What makes variables so special is that we can get them to store any value that is valid to it’s datatype, change this value then re-use it in another statement with the new value, without the help of variables a simple task like this would be very impractical. This is particularly useful as we never have to know what address the variable we are using has in memory, Processing takes care of that for us.

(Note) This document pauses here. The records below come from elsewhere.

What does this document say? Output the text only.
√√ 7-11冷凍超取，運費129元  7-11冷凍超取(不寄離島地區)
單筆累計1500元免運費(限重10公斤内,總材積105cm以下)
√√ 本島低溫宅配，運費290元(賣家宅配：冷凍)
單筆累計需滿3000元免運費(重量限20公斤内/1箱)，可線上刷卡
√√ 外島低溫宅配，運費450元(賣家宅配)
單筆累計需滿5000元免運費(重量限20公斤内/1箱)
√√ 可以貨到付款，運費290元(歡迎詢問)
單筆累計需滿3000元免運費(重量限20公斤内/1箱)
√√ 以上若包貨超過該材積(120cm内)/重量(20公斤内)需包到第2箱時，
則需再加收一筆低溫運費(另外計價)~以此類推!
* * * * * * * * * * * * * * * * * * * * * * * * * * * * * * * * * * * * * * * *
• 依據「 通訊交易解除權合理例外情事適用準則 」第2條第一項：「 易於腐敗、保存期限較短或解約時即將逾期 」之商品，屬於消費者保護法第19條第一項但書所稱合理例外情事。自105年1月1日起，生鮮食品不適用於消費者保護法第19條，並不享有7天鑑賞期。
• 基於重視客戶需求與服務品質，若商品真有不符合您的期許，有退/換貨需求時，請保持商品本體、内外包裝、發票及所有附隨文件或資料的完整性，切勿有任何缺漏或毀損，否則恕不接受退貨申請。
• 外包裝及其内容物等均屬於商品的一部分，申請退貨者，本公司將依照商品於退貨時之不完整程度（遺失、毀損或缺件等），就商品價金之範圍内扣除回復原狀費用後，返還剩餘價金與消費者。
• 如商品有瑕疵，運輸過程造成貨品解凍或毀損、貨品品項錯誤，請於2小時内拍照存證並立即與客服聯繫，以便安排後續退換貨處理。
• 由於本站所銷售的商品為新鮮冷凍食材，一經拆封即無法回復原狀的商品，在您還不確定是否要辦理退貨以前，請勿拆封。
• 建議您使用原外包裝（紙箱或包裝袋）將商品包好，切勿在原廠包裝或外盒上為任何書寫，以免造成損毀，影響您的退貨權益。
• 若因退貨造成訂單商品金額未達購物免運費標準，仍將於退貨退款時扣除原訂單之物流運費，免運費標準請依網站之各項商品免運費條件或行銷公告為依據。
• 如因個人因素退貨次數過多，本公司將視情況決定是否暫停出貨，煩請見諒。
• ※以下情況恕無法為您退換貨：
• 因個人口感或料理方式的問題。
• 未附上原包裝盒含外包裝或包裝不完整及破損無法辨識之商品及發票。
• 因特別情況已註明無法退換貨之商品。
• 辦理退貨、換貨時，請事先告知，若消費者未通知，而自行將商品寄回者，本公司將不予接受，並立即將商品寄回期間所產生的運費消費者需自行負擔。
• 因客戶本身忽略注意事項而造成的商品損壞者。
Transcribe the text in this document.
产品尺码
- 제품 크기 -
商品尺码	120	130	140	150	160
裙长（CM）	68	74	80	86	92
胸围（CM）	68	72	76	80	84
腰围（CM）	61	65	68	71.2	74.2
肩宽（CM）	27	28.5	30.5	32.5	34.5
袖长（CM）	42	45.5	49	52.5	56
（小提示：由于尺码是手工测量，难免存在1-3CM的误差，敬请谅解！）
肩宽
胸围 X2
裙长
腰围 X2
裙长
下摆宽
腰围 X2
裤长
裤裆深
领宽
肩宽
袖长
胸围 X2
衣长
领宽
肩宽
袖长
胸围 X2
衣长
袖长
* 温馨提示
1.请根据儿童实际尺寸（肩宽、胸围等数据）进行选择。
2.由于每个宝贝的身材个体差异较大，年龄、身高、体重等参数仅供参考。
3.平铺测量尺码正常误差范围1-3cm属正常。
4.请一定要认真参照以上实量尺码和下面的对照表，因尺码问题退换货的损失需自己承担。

Here’s an example of the changing (or “variable”) nature of a variable:
int x; //declaration
x = 5; //assignment x is now 5
x = x + x; //assignment expression x is now 10
println(x); //Prints 10
The value you assign to a variable can be changed when ever you instruct your program to do so, often through use of the assignment operator. As a result in the previous example although we started with the variable we called x having a value of 5 assigned to it in the second statement, in the next line we added it’s current value of 5 to itself then reassigned that new value of 5 + 5 (on the right of the assignment operator) back to itself (on the left of the assignment operator), making x equal 10. Using this simple method we have represented two different values of 5 and 10 with only one variable, x. That does not mean that x could be either 5 or 10 it simply means that at the start of the program x was 5 and by the end of the program x ended up being 10. By having one variable that can be used to represent many different values we can save on memory as, at any given time, that variable can only have one value associated with it, meaning that if a new value is assigned to it like in our previous example that new value will replace the old one and so on. Not only does this make our program run more efficiently but it also makes keeping track of the representations of the different data in your program more manageable.